CuneiForm (software)
This article relies largely or entirely on a single source. (December 2007) |
Original author(s) | Cognitive Technologies |
---|---|
Developer(s) | Cognitive Technologies |
Stable release | 12
/ December 12, 2007 |
Preview release | sources
/ April 2, 2008 |
Written in | C and C++ |
Operating system | Cross-platform |
Type | Optical character recognition |
License | Freeware/BSD licenses |
Website | http://openocr.org |
In computer software, CuneiForm is an OCR tool. It was originally developed at Cognitive Technologies and, after a few years with no development, released as freeware on December 12, 2007. The kernel of OCR engine was released under the open source BSD license license at the beginning of April 2008.[1]
Features
CuneiForm is the OmniFont system[clarification needed]. Algorithms used in CuneiForm come from the rules of writing of letters, from their topology, and do not require definition of patterns or teaching. CuneiForm recognizes any printing fonts (scanned books, newspapers, magazines, output from laser and dot-matrix printers, text from typewriters, etc.). It does not recognize handwritten or pseudo-handwritten text nor does it recognize decorative fonts (e.g. Gothic). There are special settings in CuneiForm for recognition of text from dot-matrix printer and 200x100 DPI resolution faxes.

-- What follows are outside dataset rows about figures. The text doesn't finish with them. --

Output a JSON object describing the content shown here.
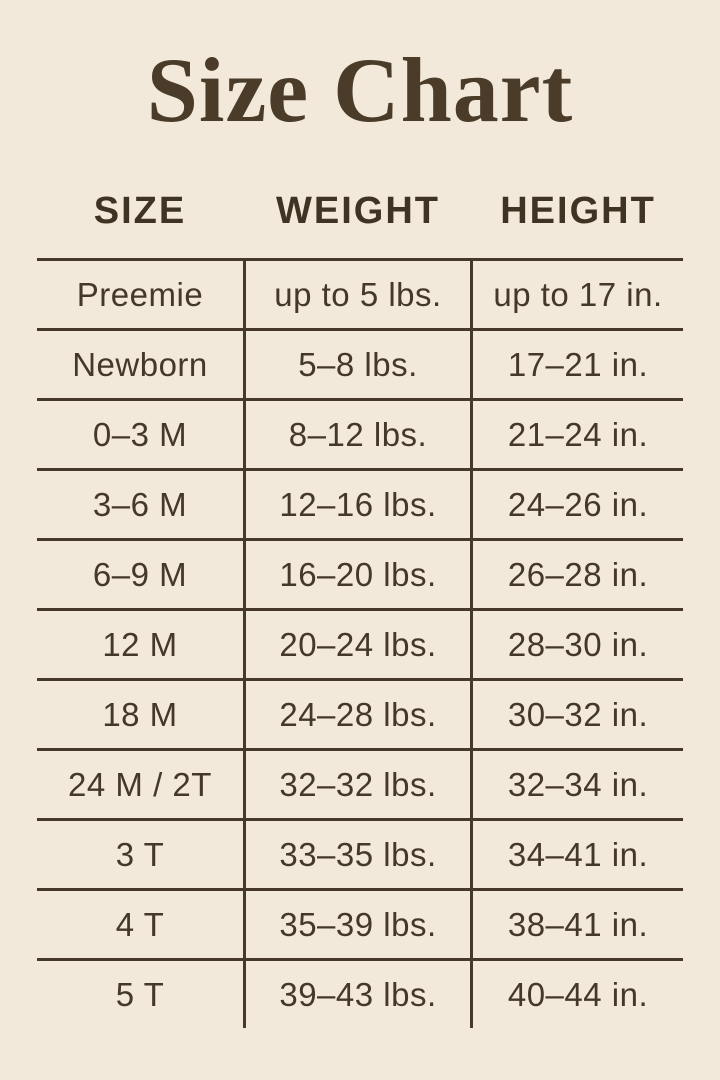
{
  "title": "Size Chart",
  "colors": {
    "background": "#f2e9da",
    "text": "#44382a",
    "line": "#46392a",
    "title": "#4a3c29"
  },
  "chart_data": {
    "type": "table",
    "title": "Size Chart",
    "columns": [
      "SIZE",
      "WEIGHT",
      "HEIGHT"
    ],
    "rows": [
      [
        "Preemie",
        "up to 5 lbs.",
        "up to 17 in."
      ],
      [
        "Newborn",
        "5–8 lbs.",
        "17–21 in."
      ],
      [
        "0–3 M",
        "8–12 lbs.",
        "21–24 in."
      ],
      [
        "3–6 M",
        "12–16 lbs.",
        "24–26 in."
      ],
      [
        "6–9 M",
        "16–20 lbs.",
        "26–28 in."
      ],
      [
        "12 M",
        "20–24 lbs.",
        "28–30 in."
      ],
      [
        "18 M",
        "24–28 lbs.",
        "30–32 in."
      ],
      [
        "24 M / 2T",
        "32–32 lbs.",
        "32–34 in."
      ],
      [
        "3 T",
        "33–35 lbs.",
        "34–41 in."
      ],
      [
        "4 T",
        "35–39 lbs.",
        "38–41 in."
      ],
      [
        "5 T",
        "39–43 lbs.",
        "40–44 in."
      ]
    ]
  }
}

CuneiForm can save text formatting and recognizes complicated tables of any structure.
It recognizes Bulgarian, Croatian, Czech, Danish, Dutch, English, Estonian, French, German, Hungarian, Italian, Latvian, Lithuanian, Polish, Portuguese, Romanian, Russian, Russian-English bilingual, Serbian, Slovene, Spanish, Swedish, Turkish, Ukrainian text.

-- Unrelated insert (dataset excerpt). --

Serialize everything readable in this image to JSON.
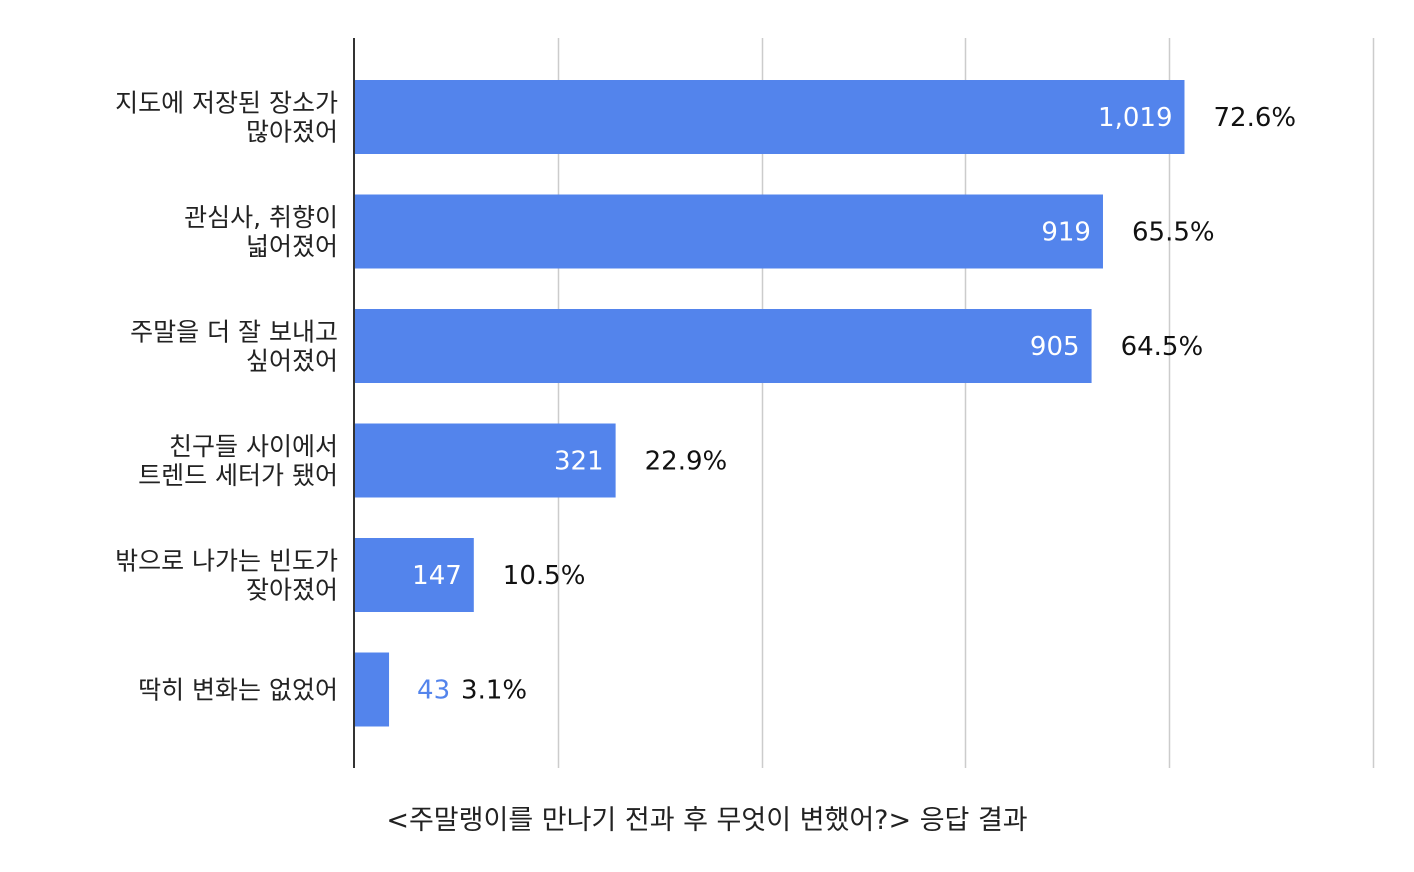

CuneiForm can save recognized text in RTF, HTML or plain text format. It can also pass text to Microsoft Word or Microsoft Excel.

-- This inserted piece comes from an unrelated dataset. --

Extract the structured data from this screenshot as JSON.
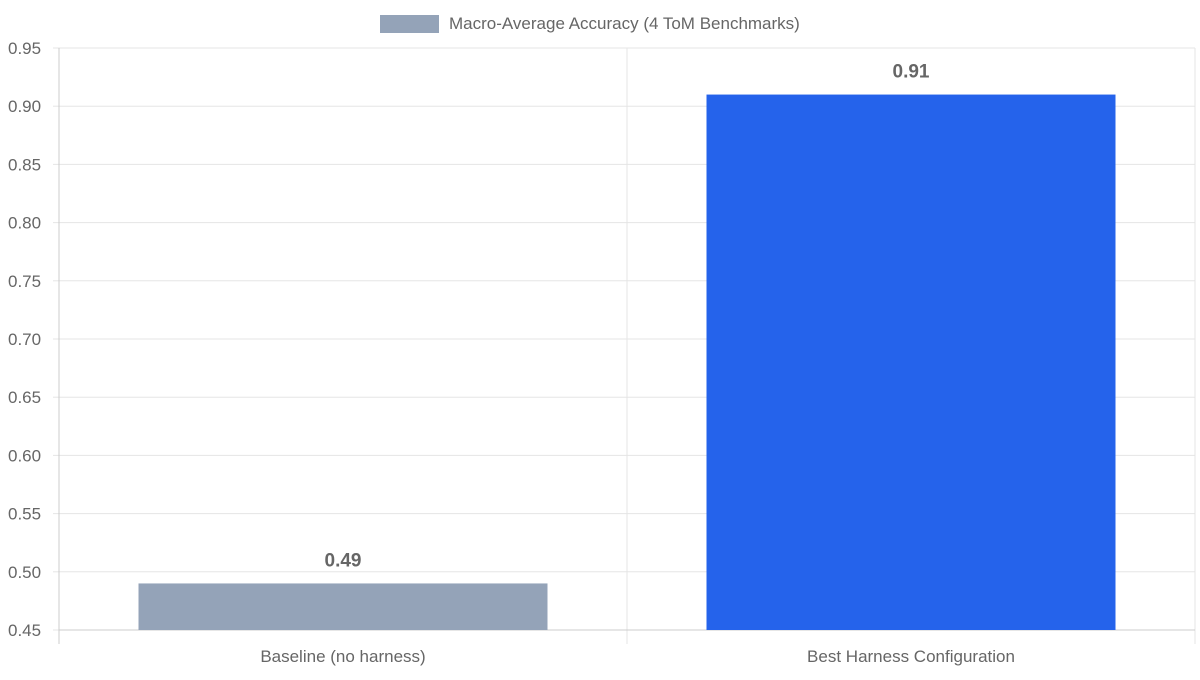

On-line recognition service
In June, 2008 Cognitive Technologies launched a free on-line recognition service on OpenOCR.org. Before its launch 10,000 recognitions per day using this service were planned by the end of 2008.
History
Once leader of OCR software in Russia, CuneiForm was in competition with Abbyy Fine Reader.
In 1993, Cognitive Technologies signed an OEM contract with Corel Corporation, which allowed the Cognitive recognition library to be built into the popular publishing package Corel Draw 3.0 (and subsequent versions).
In 1996, OCR CuneiForm'96 was released, which was the first OCR package to include the adaptive recognition method of character recognition. This is method based on a combination of two types of printed characters recognition algorithms: multifont and omnifont. This self-learning system is capable of recognizing poorly printed symbols by creating an internal font generated by those symbols which were printed well enough to be recognized. Thus dynamic adjustment (adaptation) for specific input characters is used.
Future
Cognitive Technologies has started a program to make OCR available for all users. Its first step was releasing CuneiForm as freeware.
Cognitive Technologies plans to start developing a new version of the software as an investor and coordinator of the project. Developers decided on the BSD license for the release to take into account all legal and technical nuances, but the whole program or its separate modules may be released later licensed under the GPL.[2]
In September 2008, part of Cuneiform was released as open source software. One of the missing parts is table analysis, However, Cognitive has promised to release this component in the future.
Cuneiform is being ported to Linux, BSD and Mac OS X [3]. This branch of code will finally be merged with Cognitive codebase.